I'm going to work in one dimension, so replacing the position with 2817m and the velocity by $47ms^{-1}$. To find the initial time to apply the thruster pack, solve $$at -a(30 - t) = 46.7ms^{-1}$$ for t and you get 26.7 seconds. This is the given value.

The next part is where my value is completely different. To work out the time it takes her to travel to George, equate the total distance travelled by George with her and solve for the secondary $t'$ which is the difference between 26.7s and the total time.

Thus

$$\frac{1}{2}at^2 -\frac{1}{2}a(30-t)^2 + att' = 2817m + 47(t+t')$$

Solving for $t'$ gives the value 527s. The given answer for the total time of travel is 66.25s.

I have absolutely no idea how this could even be possible.

2. May 6, 2015

### SammyS

Staff Emeritus
Why subtract $\displaystyle\ \frac{1}{2}a(30-t)^2\$ ?

Isn't she moving forward as she decelerates?

3. May 6, 2015

### Dazed&Confused

I thought the differential equation for the last few seconds was $\frac{d^2x}{dt^2} = -2ms^{-2}$ and her velocity at that point in time was $at$.

4. May 6, 2015

### SammyS

Staff Emeritus
OK. -- I think.

Since your last equation and the parameters weren't explained well, I missed that.
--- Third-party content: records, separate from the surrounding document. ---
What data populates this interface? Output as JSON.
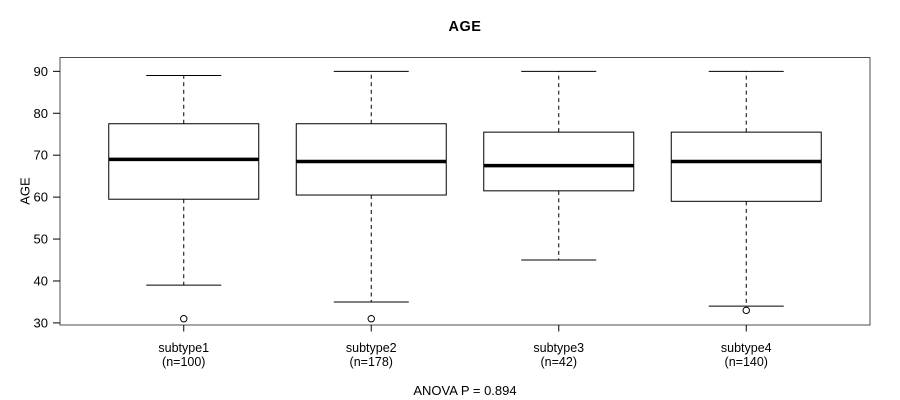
{
  "chart_data": {
    "type": "boxplot",
    "title": "AGE",
    "xlabel": "",
    "ylabel": "AGE",
    "annotation": "ANOVA P = 0.894",
    "ylim": [
      29.5,
      93.3
    ],
    "yticks": [
      30,
      40,
      50,
      60,
      70,
      80,
      90
    ],
    "grid": false,
    "legend": "none",
    "categories": [
      "subtype1",
      "subtype2",
      "subtype3",
      "subtype4"
    ],
    "category_counts": [
      "(n=100)",
      "(n=178)",
      "(n=42)",
      "(n=140)"
    ],
    "series": [
      {
        "name": "subtype1",
        "n": 100,
        "whisker_low": 39,
        "q1": 59.5,
        "median": 69,
        "q3": 77.5,
        "whisker_high": 89,
        "outliers": [
          31
        ]
      },
      {
        "name": "subtype2",
        "n": 178,
        "whisker_low": 35,
        "q1": 60.5,
        "median": 68.5,
        "q3": 77.5,
        "whisker_high": 90,
        "outliers": [
          31
        ]
      },
      {
        "name": "subtype3",
        "n": 42,
        "whisker_low": 45,
        "q1": 61.5,
        "median": 67.5,
        "q3": 75.5,
        "whisker_high": 90,
        "outliers": []
      },
      {
        "name": "subtype4",
        "n": 140,
        "whisker_low": 34,
        "q1": 59,
        "median": 68.5,
        "q3": 75.5,
        "whisker_high": 90,
        "outliers": [
          33
        ]
      }
    ],
    "colors": {
      "stroke": "#000000",
      "frame": "#4d4d4d",
      "background": "#ffffff"
    }
  }
}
So subtracting does seem to be correct.

5. May 6, 2015

### Dazed&Confused

Sorry about that. Also I've noticed I've used two values for the speed of George.

6. May 6, 2015

### SammyS

Staff Emeritus
Yup it's $\ 21\sqrt{5} \approx 46.96 \$ .

7. May 6, 2015

### Dazed&Confused

I realise I'm not being a 'good' thread starter. Should I add anything else?

Edit: they are actually both in a gravitational field $-g \hat{k}$, but this doesn't make any difference to their relative positions and velocity, right? ( because they are both accelerating at the same rate)

8. May 6, 2015

### SammyS

Staff Emeritus
Sandra accelerates (at a) for time, t . Then "coasts" for time, t', at constant speed at . Then decelerates for time, (30 - t) .

Plus whatever to match speed & distance.

9. May 6, 2015

### Dazed&Confused

Actually in my equation I included the deceleration in time $t'$ . You can think of it as coasting for time $t' -(30 - t)$ and then decelerating for $(30-t)$, but I grouped the terms together.